The Ministry of Public Health (MoPH), in collaboration with Hamad Medical Corporation and Sanofi, recently organised a two-day educational scientific programme led by renowned national and international experts.
Participating cardiologists and endocrinologists emphasised the need for adopting effective and timely measures to ensure improved domestic cholesterol management in patients to address cardiovascular disease risk.
The programme included scientific presentations on dyslipidemia management, guidelines for lipid management, updates on latest therapy advancements and advanced workshops on optimal management based on case studies.

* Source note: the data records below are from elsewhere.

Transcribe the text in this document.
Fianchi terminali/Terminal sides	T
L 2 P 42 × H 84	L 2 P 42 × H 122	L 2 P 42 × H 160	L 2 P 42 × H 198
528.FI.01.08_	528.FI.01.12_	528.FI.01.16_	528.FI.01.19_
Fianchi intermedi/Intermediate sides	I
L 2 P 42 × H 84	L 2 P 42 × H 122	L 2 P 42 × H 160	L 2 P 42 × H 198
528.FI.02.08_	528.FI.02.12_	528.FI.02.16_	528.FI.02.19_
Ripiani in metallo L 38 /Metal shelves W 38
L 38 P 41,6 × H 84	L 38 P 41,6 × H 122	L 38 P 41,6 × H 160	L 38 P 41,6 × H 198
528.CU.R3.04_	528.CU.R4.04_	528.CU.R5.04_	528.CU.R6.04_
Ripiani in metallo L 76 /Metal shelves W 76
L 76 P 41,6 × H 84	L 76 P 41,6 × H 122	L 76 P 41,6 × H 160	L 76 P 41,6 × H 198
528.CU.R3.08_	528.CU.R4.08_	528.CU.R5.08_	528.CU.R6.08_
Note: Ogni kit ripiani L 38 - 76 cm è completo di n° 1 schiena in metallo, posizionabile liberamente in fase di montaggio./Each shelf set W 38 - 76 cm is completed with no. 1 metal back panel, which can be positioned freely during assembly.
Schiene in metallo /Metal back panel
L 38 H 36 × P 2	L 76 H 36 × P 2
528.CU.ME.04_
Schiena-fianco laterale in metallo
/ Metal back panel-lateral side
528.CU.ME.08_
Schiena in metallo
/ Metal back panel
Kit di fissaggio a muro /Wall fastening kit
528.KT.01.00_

Experts noted a large number of patients are faced with the challenge of achieving the recommended LDL cholesterol levels. During the sessions, experts deliberated on the unmet need for additional LDL-C lowering therapy and the potential role of PCSK9 (proprotein convertase subtilisin/kexin type 9) inhibition in the future lipid management to prevent cardiovascular disease and manage familial hypercholesterolemia (FH) cases. PCSK9 is a protein that plays a critical role in the modulation of LDL-C levels in the blood.

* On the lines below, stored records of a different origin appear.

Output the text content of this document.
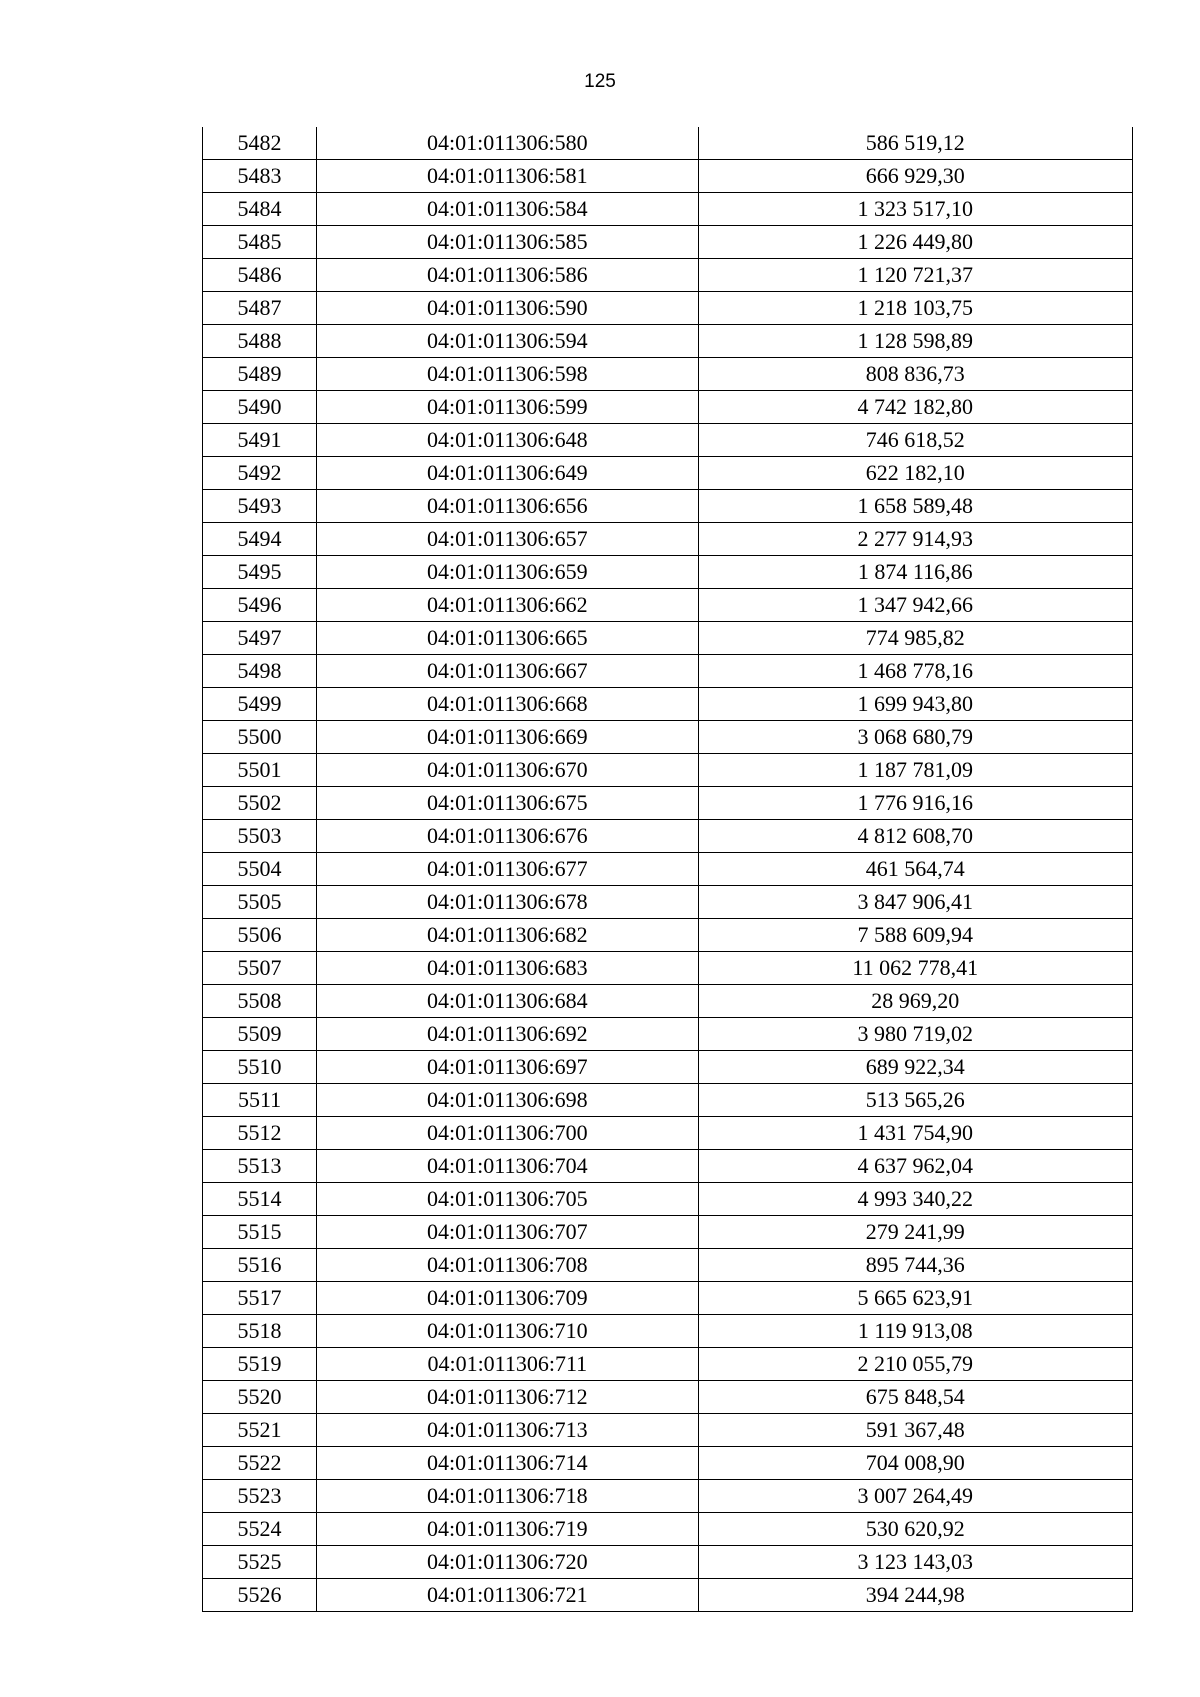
125
5482	04:01:011306:580	586 519,12
5483	04:01:011306:581	666 929,30
5484	04:01:011306:584	1 323 517,10
5485	04:01:011306:585	1 226 449,80
5486	04:01:011306:586	1 120 721,37
5487	04:01:011306:590	1 218 103,75
5488	04:01:011306:594	1 128 598,89
5489	04:01:011306:598	808 836,73
5490	04:01:011306:599	4 742 182,80
5491	04:01:011306:648	746 618,52
5492	04:01:011306:649	622 182,10
5493	04:01:011306:656	1 658 589,48
5494	04:01:011306:657	2 277 914,93
5495	04:01:011306:659	1 874 116,86
5496	04:01:011306:662	1 347 942,66
5497	04:01:011306:665	774 985,82
5498	04:01:011306:667	1 468 778,16
5499	04:01:011306:668	1 699 943,80
5500	04:01:011306:669	3 068 680,79
5501	04:01:011306:670	1 187 781,09
5502	04:01:011306:675	1 776 916,16
5503	04:01:011306:676	4 812 608,70
5504	04:01:011306:677	461 564,74
5505	04:01:011306:678	3 847 906,41
5506	04:01:011306:682	7 588 609,94
5507	04:01:011306:683	11 062 778,41
5508	04:01:011306:684	28 969,20
5509	04:01:011306:692	3 980 719,02
5510	04:01:011306:697	689 922,34
5511	04:01:011306:698	513 565,26
5512	04:01:011306:700	1 431 754,90
5513	04:01:011306:704	4 637 962,04
5514	04:01:011306:705	4 993 340,22
5515	04:01:011306:707	279 241,99
5516	04:01:011306:708	895 744,36
5517	04:01:011306:709	5 665 623,91
5518	04:01:011306:710	1 119 913,08
5519	04:01:011306:711	2 210 055,79
5520	04:01:011306:712	675 848,54
5521	04:01:011306:713	591 367,48
5522	04:01:011306:714	704 008,90
5523	04:01:011306:718	3 007 264,49
5524	04:01:011306:719	530 620,92
5525	04:01:011306:720	3 123 143,03
5526	04:01:011306:721	394 244,98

"The Ministry of Public Health, through the National Health Strategy, emphasises the importance of medical education programmes to develop highly skilled workforce. This is essential if we are to successfully implement our public health agenda and reduce the incidence of chronic diseases. Our effort is to better equip our health experts, enhance their knowledge on latest scientific advancements and enable physicians to deliver the best health outcomes for patients," said Dr Salih Ali al Marri.

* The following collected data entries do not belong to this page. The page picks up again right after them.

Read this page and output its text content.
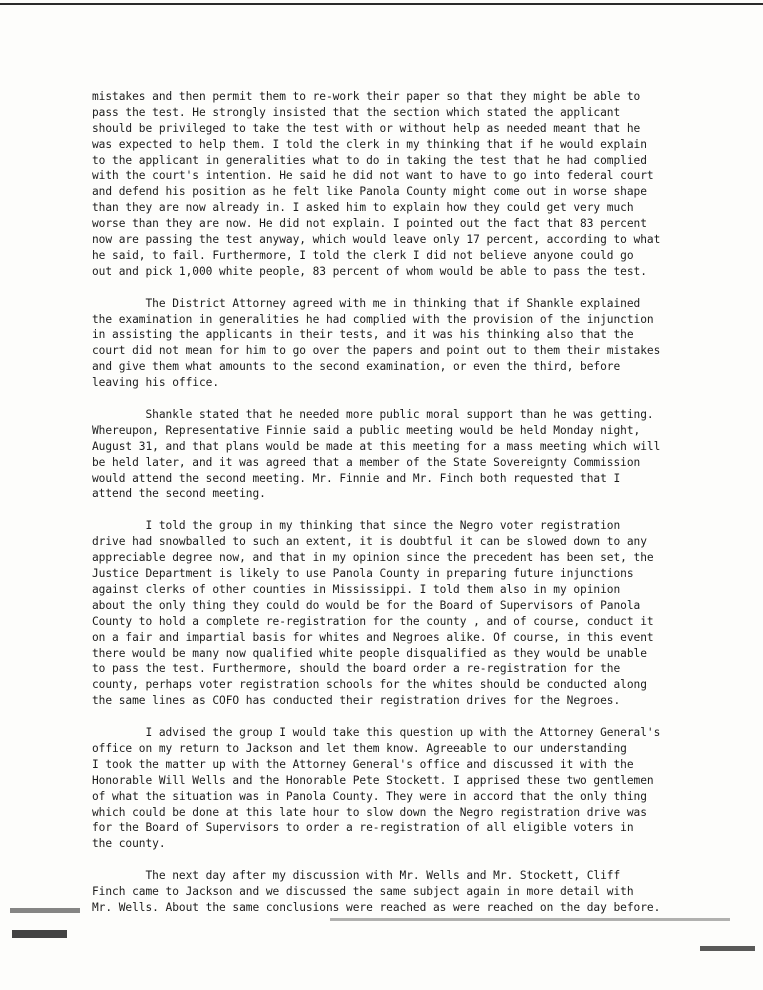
mistakes and then permit them to re-work their paper so that they might be able to
pass the test. He strongly insisted that the section which stated the applicant
should be privileged to take the test with or without help as needed meant that he
was expected to help them. I told the clerk in my thinking that if he would explain
to the applicant in generalities what to do in taking the test that he had complied
with the court's intention. He said he did not want to have to go into federal court
and defend his position as he felt like Panola County might come out in worse shape
than they are now already in. I asked him to explain how they could get very much
worse than they are now. He did not explain. I pointed out the fact that 83 percent
now are passing the test anyway, which would leave only 17 percent, according to what
he said, to fail. Furthermore, I told the clerk I did not believe anyone could go
out and pick 1,000 white people, 83 percent of whom would be able to pass the test.
The District Attorney agreed with me in thinking that if Shankle explained
the examination in generalities he had complied with the provision of the injunction
in assisting the applicants in their tests, and it was his thinking also that the
court did not mean for him to go over the papers and point out to them their mistakes
and give them what amounts to the second examination, or even the third, before
leaving his office.
Shankle stated that he needed more public moral support than he was getting.
Whereupon, Representative Finnie said a public meeting would be held Monday night,
August 31, and that plans would be made at this meeting for a mass meeting which will
be held later, and it was agreed that a member of the State Sovereignty Commission
would attend the second meeting. Mr. Finnie and Mr. Finch both requested that I
attend the second meeting.
I told the group in my thinking that since the Negro voter registration
drive had snowballed to such an extent, it is doubtful it can be slowed down to any
appreciable degree now, and that in my opinion since the precedent has been set, the
Justice Department is likely to use Panola County in preparing future injunctions
against clerks of other counties in Mississippi. I told them also in my opinion
about the only thing they could do would be for the Board of Supervisors of Panola
County to hold a complete re-registration for the county , and of course, conduct it
on a fair and impartial basis for whites and Negroes alike. Of course, in this event
there would be many now qualified white people disqualified as they would be unable
to pass the test. Furthermore, should the board order a re-registration for the
county, perhaps voter registration schools for the whites should be conducted along
the same lines as COFO has conducted their registration drives for the Negroes.
I advised the group I would take this question up with the Attorney General's
office on my return to Jackson and let them know. Agreeable to our understanding
I took the matter up with the Attorney General's office and discussed it with the
Honorable Will Wells and the Honorable Pete Stockett. I apprised these two gentlemen
of what the situation was in Panola County. They were in accord that the only thing
which could be done at this late hour to slow down the Negro registration drive was
for the Board of Supervisors to order a re-registration of all eligible voters in
the county.
The next day after my discussion with Mr. Wells and Mr. Stockett, Cliff
Finch came to Jackson and we discussed the same subject again in more detail with
Mr. Wells. About the same conclusions were reached as were reached on the day before.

He added,"An internationally recognised quality improvement framework with the triple aim of Better Health, Better Care and Better Value is being adopted for NHS 2017-2022. Collaborative public-private partnerships will be key to achieving our healthcare goals and securing the future of the country."
Dr Mahmoud A Zirie, senior consultant Endocrinology, head of Endocrinology and Diabetes at Hamad Hospital, said:"People with underlying conditions such as high blood pressure (hypertension) and diabetes often have high cholesterol. In the region, adults also suffer from familial hypercholesterolemia (FH), a little known inherited condition associated with high cholesterol that can result in early cardiovascular disease."